Voici un article de la journaliste Séverine publié en avril 1905 dans la revue "Je sais tout"...
neuf ans avant le déclenchement de la première guerre mondiale, dont les esprits les plus pénétrants pouvaient prévoir les horreurs, à la lumière de la guerre russo-japonaise.
 
 

 

Dans l'état actuel de la société, les armées sont nécessaires, mais la guerre, dont la préparation est un patriotique devoir, n'en est pas moins par elle-même un fléau qu'il ne faut cesser de maudire. Si on la regarde de près, si on cherche les chiffres, si on scrute la réalité des faits, et à l'heure actuelle, hélas, rien n'est plus facile, l'imagination demeure confondue, la raison s'affole. le cœur se soulève d'horreur.

   
 
     
 


Cette pyramide de têtes de morts, de crânes dénudés et lisses, aux orbites vides, dorés par le soleil, polis par le vent, lavés par les intempéries, Vereschagine, le grand peintre des horreurs de la guerre, la rencontra, en je ne sais plus quelle solitude de l'Inde.
C'était tout ce qui restait d'un grand combat, de puissantes armées. La fantaisie de deux chefs avait suffi à décider l'hécatombe.
Chacun de ces débris représentait un être humain fauché dans sa force, dans sa fleur ; chacune de ces sphères osseuses avait contenu un cerveau, l'essaim des rêves précis ou obscurs que tout homme porte en soi. Les corbeaux avaient pris la chair, les songes, et, a tire d'ailes étaient partis dans la rafale.
Quelqu'un avait ordonné de concentrer les restes; et les voyageurs traversant la plaine, soit par piété, soit par obéissance, s'appliquaient à rejeter au tas tout fragment isolé.

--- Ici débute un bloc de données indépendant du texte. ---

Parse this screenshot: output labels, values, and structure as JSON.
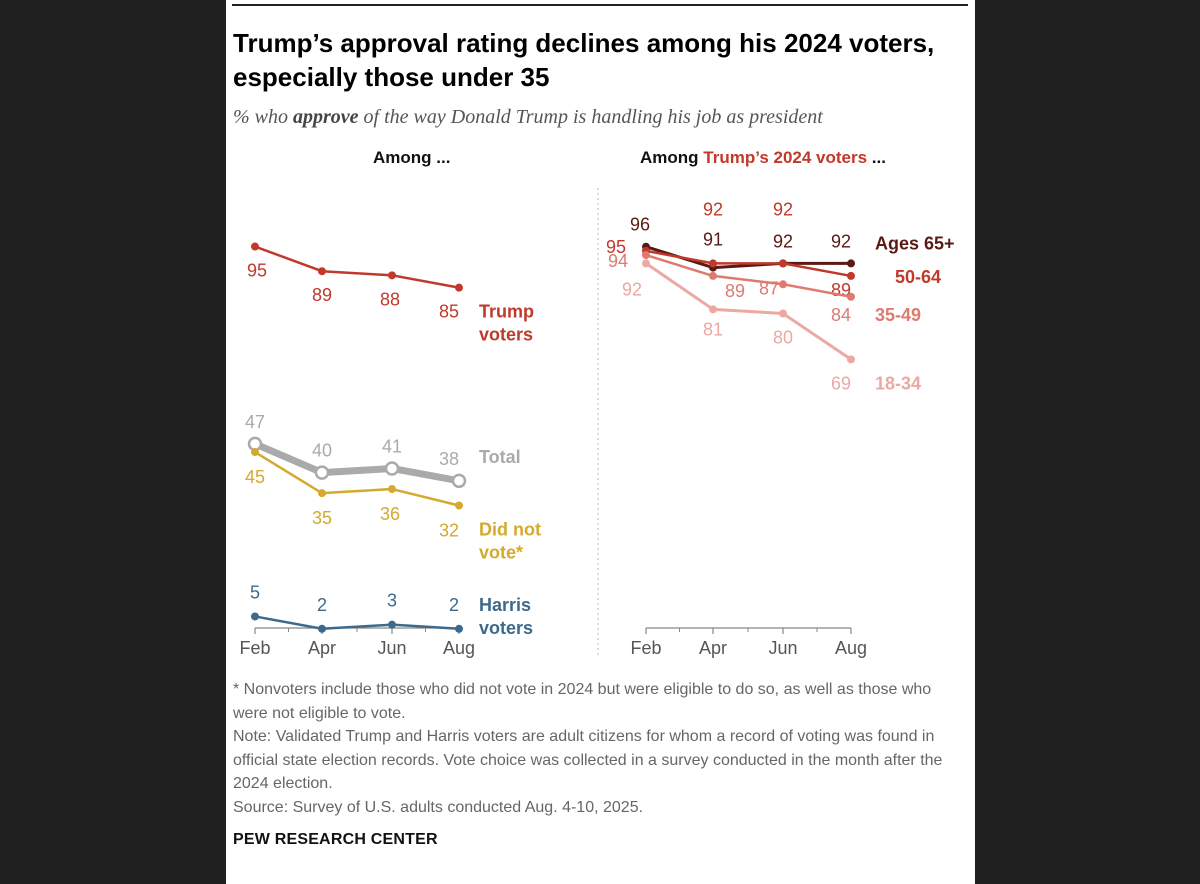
{
  "title": "Trump’s approval rating declines among his 2024 voters, especially those under 35",
  "subtitle_pre": "% who ",
  "subtitle_bold": "approve",
  "subtitle_post": " of the way Donald Trump is handling his job as president",
  "left_panel": {
    "heading": "Among ..."
  },
  "right_panel": {
    "heading_pre": "Among ",
    "heading_highlight": "Trump’s 2024 voters",
    "heading_post": " ..."
  },
  "colors": {
    "trump_voters": "#c0392b",
    "total": "#aaaaaa",
    "did_not_vote": "#d4aa2d",
    "harris_voters": "#3d6a8c",
    "ages_65_plus": "#5a1a14",
    "ages_50_64": "#c0392b",
    "ages_35_49": "#df7a70",
    "ages_18_34": "#eba9a2",
    "highlight_red": "#c0392b"
  },
  "chart_data": [
    {
      "type": "line",
      "x": [
        "Feb",
        "Apr",
        "Jun",
        "Aug"
      ],
      "ylim": [
        0,
        100
      ],
      "series": [
        {
          "name": "Trump voters",
          "values": [
            95,
            89,
            88,
            85
          ]
        },
        {
          "name": "Total",
          "values": [
            47,
            40,
            41,
            38
          ]
        },
        {
          "name": "Did not vote*",
          "values": [
            45,
            35,
            36,
            32
          ]
        },
        {
          "name": "Harris voters",
          "values": [
            5,
            2,
            3,
            2
          ]
        }
      ]
    },
    {
      "type": "line",
      "x": [
        "Feb",
        "Apr",
        "Jun",
        "Aug"
      ],
      "ylim": [
        60,
        100
      ],
      "series": [
        {
          "name": "Ages 65+",
          "values": [
            96,
            91,
            92,
            92
          ]
        },
        {
          "name": "50-64",
          "values": [
            95,
            92,
            92,
            89
          ]
        },
        {
          "name": "35-49",
          "values": [
            94,
            89,
            87,
            84
          ]
        },
        {
          "name": "18-34",
          "values": [
            92,
            81,
            80,
            69
          ]
        }
      ]
    }
  ],
  "footnotes": [
    "* Nonvoters include those who did not vote in 2024 but were eligible to do so, as well as those who were not eligible to vote.",
    "Note: Validated Trump and Harris voters are adult citizens for whom a record of voting was found in official state election records. Vote choice was collected in a survey conducted in the month after the 2024 election.",
    "Source: Survey of U.S. adults conducted Aug. 4-10, 2025."
  ],
  "source_org": "PEW RESEARCH CENTER"
}
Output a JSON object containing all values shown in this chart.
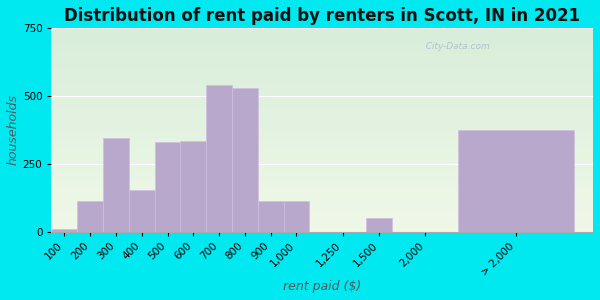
{
  "title": "Distribution of rent paid by renters in Scott, IN in 2021",
  "xlabel": "rent paid ($)",
  "ylabel": "households",
  "bar_labels": [
    "100",
    "200",
    "300",
    "400",
    "500",
    "600",
    "700",
    "800",
    "900",
    "1,000",
    "1,250",
    "1,500",
    "2,000",
    "> 2,000"
  ],
  "bar_values": [
    10,
    115,
    345,
    155,
    330,
    335,
    540,
    530,
    115,
    115,
    0,
    50,
    0,
    375
  ],
  "bar_color": "#b8a8cc",
  "bar_edge_color": "#d0c0e0",
  "ylim": [
    0,
    750
  ],
  "yticks": [
    0,
    250,
    500,
    750
  ],
  "background_outer": "#00e8f0",
  "title_fontsize": 12,
  "axis_label_fontsize": 9,
  "tick_fontsize": 7.5,
  "watermark": "  City-Data.com"
}
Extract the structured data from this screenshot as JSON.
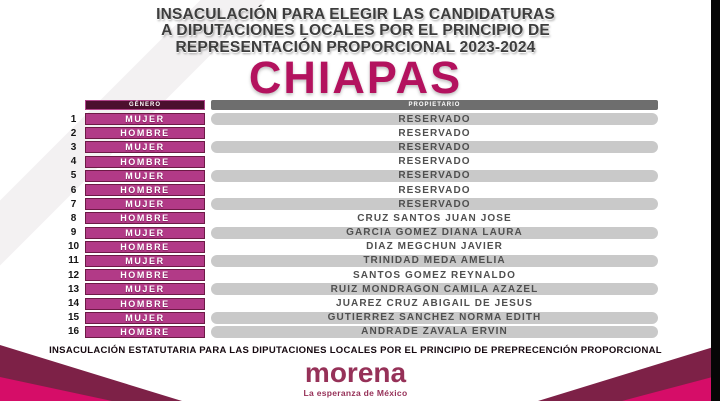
{
  "page": {
    "header_lines": [
      "INSACULACIÓN PARA ELEGIR LAS CANDIDATURAS",
      "A DIPUTACIONES LOCALES POR EL PRINCIPIO DE",
      "REPRESENTACIÓN PROPORCIONAL 2023-2024"
    ],
    "state_title": "CHIAPAS"
  },
  "table": {
    "headers": {
      "genero": "GÉNERO",
      "propietario": "PROPIETARIO"
    },
    "rows": [
      {
        "num": "1",
        "genero": "MUJER",
        "propietario": "RESERVADO",
        "banded": true
      },
      {
        "num": "2",
        "genero": "HOMBRE",
        "propietario": "RESERVADO",
        "banded": false
      },
      {
        "num": "3",
        "genero": "MUJER",
        "propietario": "RESERVADO",
        "banded": true
      },
      {
        "num": "4",
        "genero": "HOMBRE",
        "propietario": "RESERVADO",
        "banded": false
      },
      {
        "num": "5",
        "genero": "MUJER",
        "propietario": "RESERVADO",
        "banded": true
      },
      {
        "num": "6",
        "genero": "HOMBRE",
        "propietario": "RESERVADO",
        "banded": false
      },
      {
        "num": "7",
        "genero": "MUJER",
        "propietario": "RESERVADO",
        "banded": true
      },
      {
        "num": "8",
        "genero": "HOMBRE",
        "propietario": "CRUZ SANTOS JUAN JOSE",
        "banded": false
      },
      {
        "num": "9",
        "genero": "MUJER",
        "propietario": "GARCIA GOMEZ DIANA LAURA",
        "banded": true
      },
      {
        "num": "10",
        "genero": "HOMBRE",
        "propietario": "DIAZ MEGCHUN JAVIER",
        "banded": false
      },
      {
        "num": "11",
        "genero": "MUJER",
        "propietario": "TRINIDAD MEDA AMELIA",
        "banded": true
      },
      {
        "num": "12",
        "genero": "HOMBRE",
        "propietario": "SANTOS GOMEZ REYNALDO",
        "banded": false
      },
      {
        "num": "13",
        "genero": "MUJER",
        "propietario": "RUIZ MONDRAGON CAMILA AZAZEL",
        "banded": true
      },
      {
        "num": "14",
        "genero": "HOMBRE",
        "propietario": "JUAREZ CRUZ ABIGAIL DE JESUS",
        "banded": false
      },
      {
        "num": "15",
        "genero": "MUJER",
        "propietario": "GUTIERREZ SANCHEZ NORMA EDITH",
        "banded": true
      },
      {
        "num": "16",
        "genero": "HOMBRE",
        "propietario": "ANDRADE ZAVALA ERVIN",
        "banded": true
      }
    ]
  },
  "footer": {
    "note": "INSACULACIÓN ESTATUTARIA PARA LAS DIPUTACIONES LOCALES POR EL PRINCIPIO DE PREPRECENCIÓN PROPORCIONAL",
    "logo_wordmark": "morena",
    "logo_tagline": "La esperanza de México"
  },
  "colors": {
    "accent_magenta": "#b3125e",
    "gender_pill": "#b23a87",
    "genero_header_bg": "#4c0f2e",
    "propietario_header_bg": "#6e6e6e",
    "row_band": "#c9c9c9",
    "ribbon_dark": "#7d2147",
    "ribbon_pink": "#d60d68",
    "logo_maroon": "#963158"
  }
}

Les oiseaux noirs continuaient de hanter le site - la bonne auberge! - où si longtemps ils avaient festiné. A peine s'ils accordaient 'quelque attention aux vivants de passage.
Vereschagine fit halte, tira son album. Il était sénsible à ces macabres spectacles plus qu'un autre peut-être, en raison de souvenirs personnels.
Lorsqu'après trois mois de siège Plevna s'était rendue, le peintre avait pu approcher de la ville, s'acheminer vers l'endroit où son frère très chéri était tombé en combattant.
J'eus beau chercher, a-t-il écrit, je ne vis que des crânes grimaçants et des squelettes recouverts par-ci, par-là, de lambeaux d'étoffe, et dont les mains paraissaient se tendre vers un point quelconque de l'horizon, Comment reconnaître mon frère? J'ai examiné avec attention les restes d'uniformes, les crânes, les orbites, et je n'y pus tenir; mes larmes coulaient à torrents, et longtemps je ne pus maîtriser mes sanglots.
De ne pas retrouver celui à qui l'attachaient les liens du sang, de cette tragique impuissance à démêler sa race d'entre les étrangers, sa fraternité s'élargit, s'étendit...
Et dans la jungle, devant ce tumulus effroyable, l'artiste évoquait son propre deuil : le charnier de Plevna ! Alors, il fit une esquisse, l'intitula : « Apothéose de la Guerre », et dédia l'oeuvre : « A tous les grands Conquérants du passé, du présent et de l'avenir ».
Depuis, c'est l'introduction à presque toutes les publications traitant du fléau que la discorde humaine a jugé bon d'ajouter aux calamités naturelles et relativement inéluctables.
D'ailleurs, les faits sont plus effrayants que les images... Prenons-en quelques-uns. S'agit-il de la Grande Armée aux abois, en retraite dans les neiges slaves, réduite, en six mois, de 700.000 à 33.000 soldats? S'agit-il des campagnes napoléoniennes, des huit millions de victimes (dont trois de Français) que fit Bonaparte en seize années de victoires ?
Ou bien des 800.000 combattants disparus dans la campagne de Crimée ; des 300.000 de la guerre d'Italie; des 300.000 du duel prusso-autrichien, que conclut Sadowa; des 500.000 de la guerre de Sécession ; des 800.000 de la campagne de France, en 1870 ; des 400.000 de la guerre turco-russe ? Ou bien encore du demi-million d'existences que dépensèrent les luttes civiles de l'Amérique du Sud ; des trois millions de vies que coûtèrent aux nations européennes la conquête coloniale, de celle des Indes à celle de Madagascar ?

(à suivre...)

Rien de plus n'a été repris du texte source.